Arauco: la guerra que marcaría la colonización de América

Este episodio marcaría el fin de la conquista, Curalaba a su vez significaría el mayor revés para los españoles en América, ya que lo perdido jamás volvería a recuperarse en los doscientos años siguientes.

Arauco: la guerra que marcaría la colonización de América

Por casi tres siglos se vivió el constante enfrentamiento entre los mapuches e hispano – criollos y posteriormente con los chilenos. A esto, se le conoce como la Guerra de Arauco, la cual tuvo a lo largo de ella periodos de mayor y menor intensidad. 

Durante el siglo XVI, hubo una serie de enfrentamientos entre españoles y mapuches, lo que terminaron con un alzamiento general de los indígenas al sur del Biobío, que fue conocido como el Desastre de Curalaba.

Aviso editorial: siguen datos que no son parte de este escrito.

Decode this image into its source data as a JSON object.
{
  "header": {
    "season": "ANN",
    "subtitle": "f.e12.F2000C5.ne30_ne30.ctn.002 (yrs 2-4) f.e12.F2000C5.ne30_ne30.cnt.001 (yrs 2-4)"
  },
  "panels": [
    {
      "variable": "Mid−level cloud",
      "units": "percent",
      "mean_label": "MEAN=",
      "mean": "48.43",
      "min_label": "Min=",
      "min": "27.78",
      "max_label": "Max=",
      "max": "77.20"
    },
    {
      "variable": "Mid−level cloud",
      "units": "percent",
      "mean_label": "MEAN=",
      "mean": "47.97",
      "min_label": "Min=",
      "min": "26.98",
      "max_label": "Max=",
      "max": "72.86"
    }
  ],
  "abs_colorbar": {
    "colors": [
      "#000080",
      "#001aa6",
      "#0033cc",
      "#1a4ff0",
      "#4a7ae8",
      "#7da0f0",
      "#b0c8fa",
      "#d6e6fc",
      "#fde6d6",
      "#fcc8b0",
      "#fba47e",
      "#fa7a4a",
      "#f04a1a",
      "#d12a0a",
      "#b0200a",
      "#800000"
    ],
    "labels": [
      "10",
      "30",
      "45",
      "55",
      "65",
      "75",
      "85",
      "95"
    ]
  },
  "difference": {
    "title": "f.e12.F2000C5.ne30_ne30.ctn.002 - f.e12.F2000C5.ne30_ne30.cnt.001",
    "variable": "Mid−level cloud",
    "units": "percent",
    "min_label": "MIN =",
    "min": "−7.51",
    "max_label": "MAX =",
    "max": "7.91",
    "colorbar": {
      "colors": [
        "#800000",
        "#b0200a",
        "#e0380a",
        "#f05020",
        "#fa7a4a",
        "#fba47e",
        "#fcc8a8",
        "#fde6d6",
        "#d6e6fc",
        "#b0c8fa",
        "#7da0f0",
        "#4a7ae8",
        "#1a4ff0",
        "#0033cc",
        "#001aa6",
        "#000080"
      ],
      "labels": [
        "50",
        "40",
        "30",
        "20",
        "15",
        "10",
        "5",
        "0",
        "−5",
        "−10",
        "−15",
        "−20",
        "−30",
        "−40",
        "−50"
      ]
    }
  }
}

En dicha batalla murió el gobernador Martín García Oñez de Loyola.

Este episodio marcaría el fin de la conquista, Curalaba a su vez significaría el mayor revés para los españoles en América, ya que lo perdido jamás volvería a recuperarse en los doscientos años siguientes.

Luego de Curalaba, la corona española tomaría medidas para orden el caos reinante, el cual significó que muchos asentamientos terminaran saqueados y totalmente destruidos. De esta manera aparece el nombre de Alonso de Ribera, un hombre que se había destacado en las guerras de Italia y Flandes, pacificando zonas en las que hubo problemas, bajas humanas y pérdidas de recursos ocasionados por los españoles.

Al arribar al país, Ribera fijo como primer objetivo la profesionalización de las tropas, aplicando un estricto régimen y organización interna.

Ribera logró definir importantes tareas al interior del ejército y levantar una serie de fuertes en la zona norte del río Biobío, estableciendo una especie de frontera entre los españoles y los indígenas combatientes. Esto calmaría los enfrentamientos entre los bandos, los que se limitarían a las malocas (entradas violentas de españoles en zona mapuche para buscar esclavos) o a los malones (asalto de los indígenas a los asentamientos españoles).

Debido a la falta de indígenas para el trabajo en las haciendas, la Corona decretó en 1608 la esclavitud de los aborígenes detenidos en la guerra, y su valor era repartido entre el gobernador, los oficiales y los soldados. 

Con esto, el concepto de esta guerra fue cambiando, organizando expediciones con el pretexto de atacar a aborígenes subversivos; pero el verdadero motivo era capturar esclavos, lo que se conoció con el nombre de malocas. Los aborígenes, por su parte, efectuaban malones o ataques sorpresivos a las estancias o lugares fronterizos para robar ganado, mujeres y niños.